So I tried to find a better plugin and mod it a bit which I did
([https://gitorious.org/fishslim/dumfish](https://gitorious.org/fishslim/dumfish)).
But I didn't realize back then that FiSH uses ECB mode.

Since the DH key exchange is not authenticated it's useless. So I dropped it
and hacked my own (for Xchat,
[https://github.com/lawl/dumfish](https://github.com/lawl/dumfish)), which
doesn't offer DH key exchange but CBC mode instead of ECB, we exchanged keys
manually via OTR. (And just makes me realize I also don't have a disclaimer,
so I'll add this now.)

Disclaimer: Also not a cryptographer, so it's probably not secure. Do not use
for anything serious.

If you want to look at a secure protocol, please look at OTR:
[http://www.cypherpunks.ca/otr/](http://www.cypherpunks.ca/otr/)

------
lawl
Wow.

> WARNING: Unable to decrypt. One of you may have changed keys or might be an
> imposter. Run /idexch if you trust this person.

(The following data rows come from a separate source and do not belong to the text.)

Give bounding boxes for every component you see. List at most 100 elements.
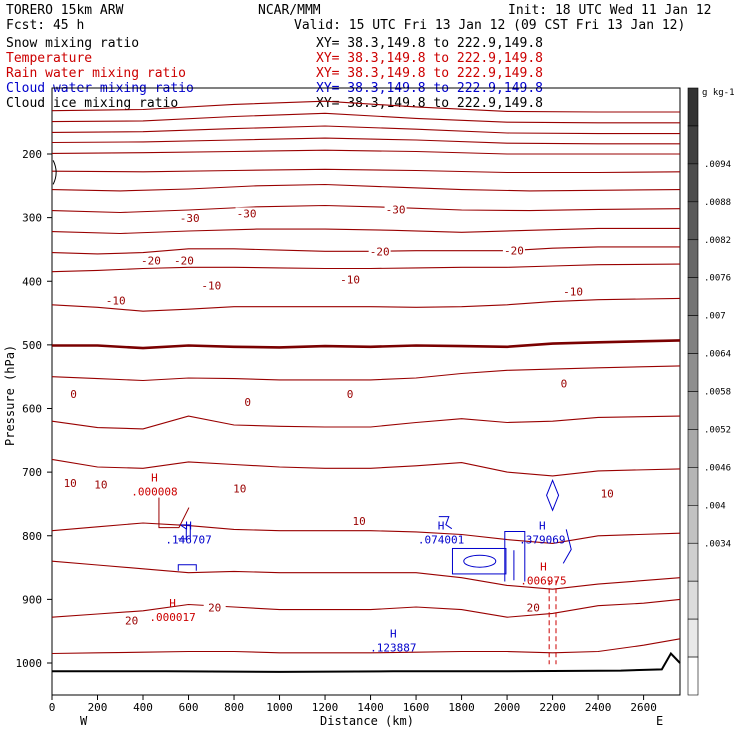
isotherm-20 [51,638,681,655]
contour-label: -20 [370,246,390,259]
west-label: W [80,714,88,728]
contour-label: 20 [527,601,540,614]
contour-label-backing [339,273,362,286]
contour-label-backing [522,601,545,614]
contour-label: 0 [70,388,77,401]
colorbar-swatch [687,239,699,278]
colorbar-unit: g kg-1 [702,88,735,98]
isotherm-15 [51,522,681,544]
snow-contour [52,160,57,185]
contour-label-backing [368,245,391,258]
valid-time: Valid: 15 UTC Fri 13 Jan 12 (09 CST Fri … [294,18,685,33]
y-axis-label: Pressure (hPa) [3,345,17,446]
extremum-value: .379069 [519,533,565,546]
colorbar-swatch [687,542,699,582]
x-tick-label: 0 [49,701,56,714]
extremum-value: .074001 [418,533,464,546]
isotherm-minus-35 [51,168,681,174]
x-tick-label: 1000 [266,701,293,714]
contour-label-backing [62,388,85,401]
isotherm-minus-5 [51,297,681,312]
extrema-markers: H.000008H.146707H.074001H.379069H.006975… [131,472,566,655]
contour-label: -10 [563,286,583,299]
microphysics-features [52,160,572,665]
x-tick-label: 2000 [494,701,521,714]
isotherm-minus-25 [51,204,681,214]
colorbar-swatch [687,391,699,430]
y-tick-label: 800 [22,530,42,543]
forecast-hour: Fcst: 45 h [6,18,84,33]
contour-label-backing [139,254,162,267]
extremum-value: .000008 [131,486,177,499]
contour-label-backing [203,601,226,614]
contour-label-backing [200,279,223,292]
contour-label-backing [178,211,201,224]
x-tick-label: 1200 [312,701,339,714]
isotherm-minus-10 [51,263,681,273]
isotherm-0 [52,339,681,350]
colorbar-label: .0088 [704,198,731,208]
x-tick-label: 600 [179,701,199,714]
contour-label-backing [120,614,143,627]
colorbar-swatch [687,429,699,468]
cloud-water-contour [463,554,497,568]
colorbar-swatch [687,656,699,696]
isotherm-minus-30 [51,183,681,192]
contour-label: 10 [233,482,246,495]
colorbar-label: .0064 [704,350,731,360]
isotherm-minus-15 [51,246,680,255]
legend-snow-name: Snow mixing ratio [6,36,139,51]
contour-label: 10 [94,478,107,491]
y-tick-label: 900 [22,593,42,606]
isotherm-minus-40 [51,112,680,124]
colorbar-label: .007 [704,312,726,322]
extremum-mark: H [151,472,158,485]
colorbar-label: .0052 [704,425,731,435]
colorbar-swatch [687,277,699,316]
cloud-water-contour [438,516,572,564]
contour-label: -30 [180,212,200,225]
center-title: NCAR/MMM [258,3,321,18]
contour-label: 0 [244,396,251,409]
x-tick-label: 200 [88,701,108,714]
contour-label-backing [339,388,362,401]
contour-label: -30 [237,207,257,220]
extremum-mark: H [539,519,546,532]
contour-label: 0 [347,388,354,401]
contour-label: -20 [504,244,524,257]
contour-label-backing [502,244,525,257]
colorbar-swatch [687,163,699,203]
contour-label: -10 [201,279,221,292]
cloud-water-contour [451,547,507,575]
contour-label-backing [236,395,259,408]
colorbar-swatch [687,201,699,241]
model-title: TORERO 15km ARW [6,3,124,18]
contour-label-backing [59,477,82,490]
east-label: E [656,714,663,728]
contour-label-backing [228,482,251,495]
y-axis-ticks: 200 300 400 500 600 700 800 900 1000 [16,148,52,670]
rain-water-contour [158,497,190,529]
x-axis-label: Distance (km) [320,714,414,728]
plot-frame [51,87,681,696]
contour-labels: -30 -30 -30 -20 -20 -20 -20 -10 -10 -10 -10 0 0 0 0 10 1… [59,203,619,628]
contour-label-backing [384,203,407,216]
contour-label: 20 [125,615,138,628]
x-tick-label: 800 [224,701,244,714]
extremum-mark: H [390,628,397,641]
cloud-water-contour [504,531,526,582]
x-tick-label: 2400 [585,701,612,714]
extremum-mark: H [438,519,445,532]
y-tick-label: 600 [22,403,42,416]
isotherm-10 [51,458,681,477]
extremum-mark: H [185,519,192,532]
contour-label-backing [172,254,195,267]
init-time: Init: 18 UTC Wed 11 Jan 12 [508,3,712,18]
contour-label: -20 [174,255,194,268]
contour-label: 0 [561,377,568,390]
colorbar-swatch [687,580,699,620]
contour-label: 10 [601,487,614,500]
y-tick-label: 500 [22,339,42,352]
colorbar-label: .0034 [704,539,731,549]
x-tick-label: 400 [133,701,153,714]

This may very well be the worst advice you could possibly give.

Suppose Alice and Bob already have a conversation. Then Eve wants to start
MITM'ing during middle of the conversation and has already missed the key
exchange (where she could easily switch Alice and Bob's public keys because
your application doesn't even try to authenticate). Now she just needs to
corrupt the packages so your app tells them to do a key exchange again and now
can easily switch alice and bobs public keys for a set of her own ones and
read everything.

Key exchanging is _the hardest_ problem your app would have to overcome to
actually be secure, telling your users to just do it again _over an
unauthenticated connection_ is just ... stupid, sorry.

Plus from glancing over it it lacks things like session keys etc.? Though that
might well be in the NaCl lib, so I'm not sure about this.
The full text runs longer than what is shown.